Décidément, les temps changent dans le Golfe persique. Alors qu'Israël et les Emirats Arabes Unis négocient activement à concrétiser leur traité de paix, voici que l'Arabie Saoudite se lâche sur les Palestiniens. Dans une série d'entretiens dont le premier a été diffusé lundi soir sur la chaine Al Arabyia, l'ancien patron des services de renseignements saoudien prend la défense de ses voisins des Emirats et de Bahreïn. Un discours qui n'a rien d'improvisé, mais qui est bien une opération de communication très calibrée par le royaume sunnite.
Bandar bin Sultan n'a pas mâché ses mots pour dire sa frustration et même sa colère devant la réaction des Palestiniens aux accords d'Abraham. Le prince saoudien, qui a été durant plus de vingt ans aux commandes de la politique extérieure de Riyad, ne pardonne pas aux dirigeants palestiniens, du Fatah comme du Hamas, d'avoir parlé de trahison, à propos de la normalisation avec Israël. Les pays du Golfe, en particulier l'Arabie Saoudite, mais également les Emirats Arabes Unis ont été depuis un quart de siècle les principaux bailleurs de fonds de l'Autorité Palestinienne. Et bin Sultan déplore qu'ils n'aient même pas la reconnaissance du ventre. L'ancien chef des renseignements constate encore que les Palestiniens ont trop longtemps considéré comme allant de soi le soutien des monarchies du Golfe.
Les Palestiniens ont toujours misé sur le mauvais camp, a encore déploré Bandar bin Sultan, qui se souvient qu'Arafat avait préféré écouter Assad plutôt que de faire la paix avec Israël. Il est même remonté jusqu'au Mufti de Jérusalem, qui avait fait alliance avec Hitler, pour boucler la boucle en constatant qu'aujourd'hui le Hamas préfère soutenir l'Iran ou la Turquie. "La cause des Palestiniens est juste, mais elle a de mauvais défenseurs" a estimé le proche du roi.

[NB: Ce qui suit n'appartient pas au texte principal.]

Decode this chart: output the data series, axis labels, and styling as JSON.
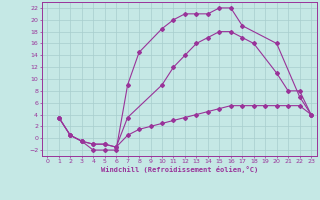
{
  "xlabel": "Windchill (Refroidissement éolien,°C)",
  "xlim": [
    -0.5,
    23.5
  ],
  "ylim": [
    -3,
    23
  ],
  "xticks": [
    0,
    1,
    2,
    3,
    4,
    5,
    6,
    7,
    8,
    9,
    10,
    11,
    12,
    13,
    14,
    15,
    16,
    17,
    18,
    19,
    20,
    21,
    22,
    23
  ],
  "yticks": [
    -2,
    0,
    2,
    4,
    6,
    8,
    10,
    12,
    14,
    16,
    18,
    20,
    22
  ],
  "background_color": "#c5e8e5",
  "line_color": "#993399",
  "grid_color": "#a8cece",
  "curve1_x": [
    1,
    2,
    3,
    4,
    5,
    6,
    7,
    8,
    10,
    11,
    12,
    13,
    14,
    15,
    16,
    17,
    20,
    22,
    23
  ],
  "curve1_y": [
    3.5,
    0.5,
    -0.5,
    -2,
    -2,
    -2,
    9,
    14.5,
    18.5,
    20,
    21,
    21,
    21,
    22,
    22,
    19,
    16,
    7,
    4
  ],
  "curve2_x": [
    1,
    2,
    3,
    4,
    5,
    6,
    7,
    10,
    11,
    12,
    13,
    14,
    15,
    16,
    17,
    18,
    20,
    21,
    22,
    23
  ],
  "curve2_y": [
    3.5,
    0.5,
    -0.5,
    -1,
    -1,
    -1.5,
    3.5,
    9,
    12,
    14,
    16,
    17,
    18,
    18,
    17,
    16,
    11,
    8,
    8,
    4
  ],
  "curve3_x": [
    1,
    2,
    3,
    4,
    5,
    6,
    7,
    8,
    9,
    10,
    11,
    12,
    13,
    14,
    15,
    16,
    17,
    18,
    19,
    20,
    21,
    22,
    23
  ],
  "curve3_y": [
    3.5,
    0.5,
    -0.5,
    -1,
    -1,
    -1.5,
    0.5,
    1.5,
    2,
    2.5,
    3,
    3.5,
    4,
    4.5,
    5,
    5.5,
    5.5,
    5.5,
    5.5,
    5.5,
    5.5,
    5.5,
    4
  ]
}
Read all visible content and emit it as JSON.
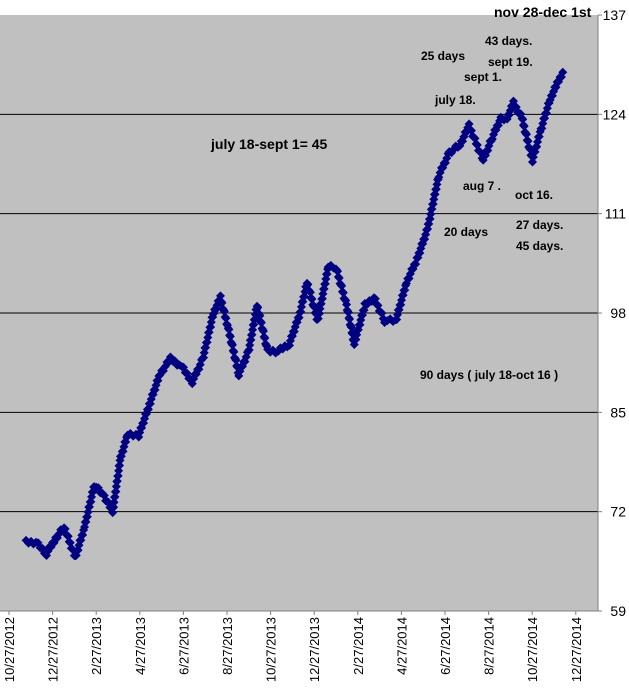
{
  "chart_data": {
    "type": "scatter",
    "title": "",
    "xlabel": "",
    "ylabel": "",
    "ylim": [
      59,
      137
    ],
    "y_ticks": [
      59,
      72,
      85,
      98,
      111,
      124,
      137
    ],
    "grid": "horizontal",
    "x_tick_labels": [
      "10/27/2012",
      "12/27/2012",
      "2/27/2013",
      "4/27/2013",
      "6/27/2013",
      "8/27/2013",
      "10/27/2013",
      "12/27/2013",
      "2/27/2014",
      "4/27/2014",
      "6/27/2014",
      "8/27/2014",
      "10/27/2014",
      "12/27/2014"
    ],
    "background": "#c0c0c0",
    "marker_color": "#000080",
    "annotations": [
      {
        "text": "nov 28-dec 1st"
      },
      {
        "text": "43 days."
      },
      {
        "text": "25 days"
      },
      {
        "text": "sept 19."
      },
      {
        "text": "sept 1."
      },
      {
        "text": "july 18."
      },
      {
        "text": "july 18-sept 1= 45"
      },
      {
        "text": "aug 7 ."
      },
      {
        "text": "oct 16."
      },
      {
        "text": "20 days"
      },
      {
        "text": "27 days."
      },
      {
        "text": "45 days."
      },
      {
        "text": "90 days ( july 18-oct 16 )"
      }
    ],
    "series": [
      {
        "values": [
          {
            "x": "2012-10-27",
            "y": 68
          },
          {
            "x": "2012-11-10",
            "y": 68
          },
          {
            "x": "2012-11-25",
            "y": 66.5
          },
          {
            "x": "2012-12-08",
            "y": 68.5
          },
          {
            "x": "2012-12-20",
            "y": 70
          },
          {
            "x": "2013-01-05",
            "y": 66
          },
          {
            "x": "2013-01-18",
            "y": 70
          },
          {
            "x": "2013-02-01",
            "y": 75.5
          },
          {
            "x": "2013-02-15",
            "y": 74
          },
          {
            "x": "2013-02-27",
            "y": 72
          },
          {
            "x": "2013-03-10",
            "y": 79
          },
          {
            "x": "2013-03-20",
            "y": 82
          },
          {
            "x": "2013-04-05",
            "y": 82
          },
          {
            "x": "2013-04-20",
            "y": 86
          },
          {
            "x": "2013-05-05",
            "y": 90
          },
          {
            "x": "2013-05-20",
            "y": 92
          },
          {
            "x": "2013-06-05",
            "y": 91
          },
          {
            "x": "2013-06-20",
            "y": 89
          },
          {
            "x": "2013-07-05",
            "y": 92
          },
          {
            "x": "2013-07-20",
            "y": 98
          },
          {
            "x": "2013-07-30",
            "y": 100
          },
          {
            "x": "2013-08-10",
            "y": 96
          },
          {
            "x": "2013-08-25",
            "y": 90
          },
          {
            "x": "2013-09-08",
            "y": 93
          },
          {
            "x": "2013-09-20",
            "y": 99
          },
          {
            "x": "2013-10-05",
            "y": 93
          },
          {
            "x": "2013-10-20",
            "y": 93
          },
          {
            "x": "2013-11-05",
            "y": 94
          },
          {
            "x": "2013-11-20",
            "y": 98
          },
          {
            "x": "2013-11-30",
            "y": 102
          },
          {
            "x": "2013-12-15",
            "y": 97
          },
          {
            "x": "2013-12-30",
            "y": 104
          },
          {
            "x": "2014-01-10",
            "y": 104
          },
          {
            "x": "2014-01-25",
            "y": 99
          },
          {
            "x": "2014-02-05",
            "y": 94
          },
          {
            "x": "2014-02-20",
            "y": 99
          },
          {
            "x": "2014-03-05",
            "y": 100
          },
          {
            "x": "2014-03-20",
            "y": 97
          },
          {
            "x": "2014-04-05",
            "y": 97
          },
          {
            "x": "2014-04-20",
            "y": 102
          },
          {
            "x": "2014-05-05",
            "y": 105
          },
          {
            "x": "2014-05-20",
            "y": 109
          },
          {
            "x": "2014-06-05",
            "y": 116
          },
          {
            "x": "2014-06-20",
            "y": 119
          },
          {
            "x": "2014-07-05",
            "y": 120
          },
          {
            "x": "2014-07-18",
            "y": 122.5
          },
          {
            "x": "2014-08-07",
            "y": 118
          },
          {
            "x": "2014-08-20",
            "y": 121
          },
          {
            "x": "2014-09-01",
            "y": 123.5
          },
          {
            "x": "2014-09-10",
            "y": 123.5
          },
          {
            "x": "2014-09-19",
            "y": 125.5
          },
          {
            "x": "2014-10-01",
            "y": 123.5
          },
          {
            "x": "2014-10-16",
            "y": 118
          },
          {
            "x": "2014-10-28",
            "y": 122
          },
          {
            "x": "2014-11-10",
            "y": 126
          },
          {
            "x": "2014-11-20",
            "y": 128
          },
          {
            "x": "2014-11-28",
            "y": 129.5
          }
        ]
      }
    ]
  }
}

Mais la prise de parole de ce dignitaire du régime saoudien en dit long sur les relations complexes que les Etats arabes entretiennent avec les Palestiniens. Dans le cadre de la Ligue Arabe, ou dans leur stratégie régionale depuis la fin des années 40, la doctrine qui consistait à faire d'Israël l'ennemi absolu et les Palestiniens de cause commune à défendre, a longtemps contribué à masquer les conflits et les rivalités. Mais cette cause palestinienne, qui servait aussi à tenir leurs populations, n'a jamais fait de ces pays des amis des Palestiniens, qu'ils n'ont pas cherché à sortir de leur condition.
Cette ambivalence a aussi évolué avec les changements qui ont traversé ces sociétés. Les menaces qu'ont fait peser sur leurs régimes les mouvements jihadistes et aussi l'Iran, ont montré les limites de l'instrumentalisation du conflit israélo-palestinien comme élément fédérateur.

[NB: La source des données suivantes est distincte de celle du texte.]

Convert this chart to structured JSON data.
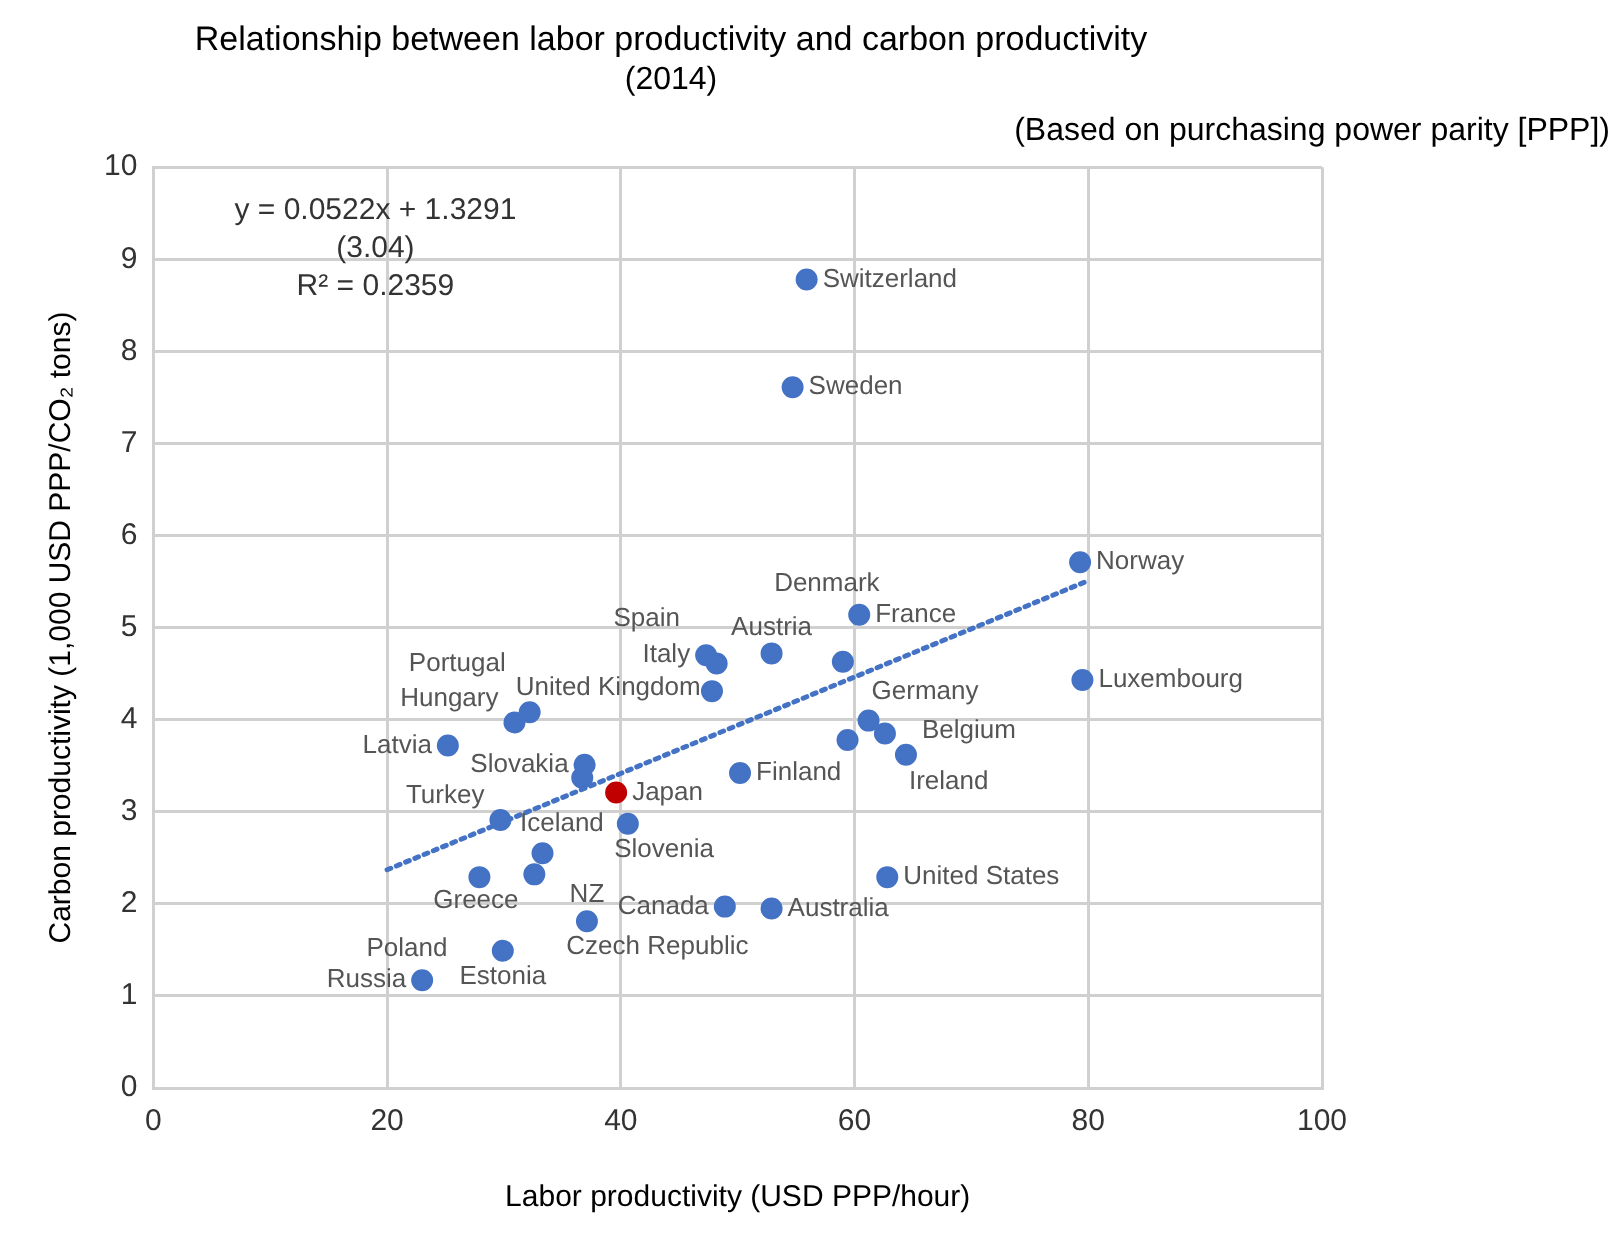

Cela dit, il ne faut pas s'y tromper. Il ne s'agit pas pour les Saoudiens de normaliser demain matin leurs rapports avec Israël, on n'en est pas encore là. Mais bien de soutenir ceux qui ont sauté le pas. On se doutait bien d'ailleurs que ni Bahreïn, ni les Emirats n'auraient pris l'initiative de se rapprocher d'Israël, sans l'aval de Riyad. Pourtant, insensiblement, le paysage stratégique est en train de changer au Moyen Orient.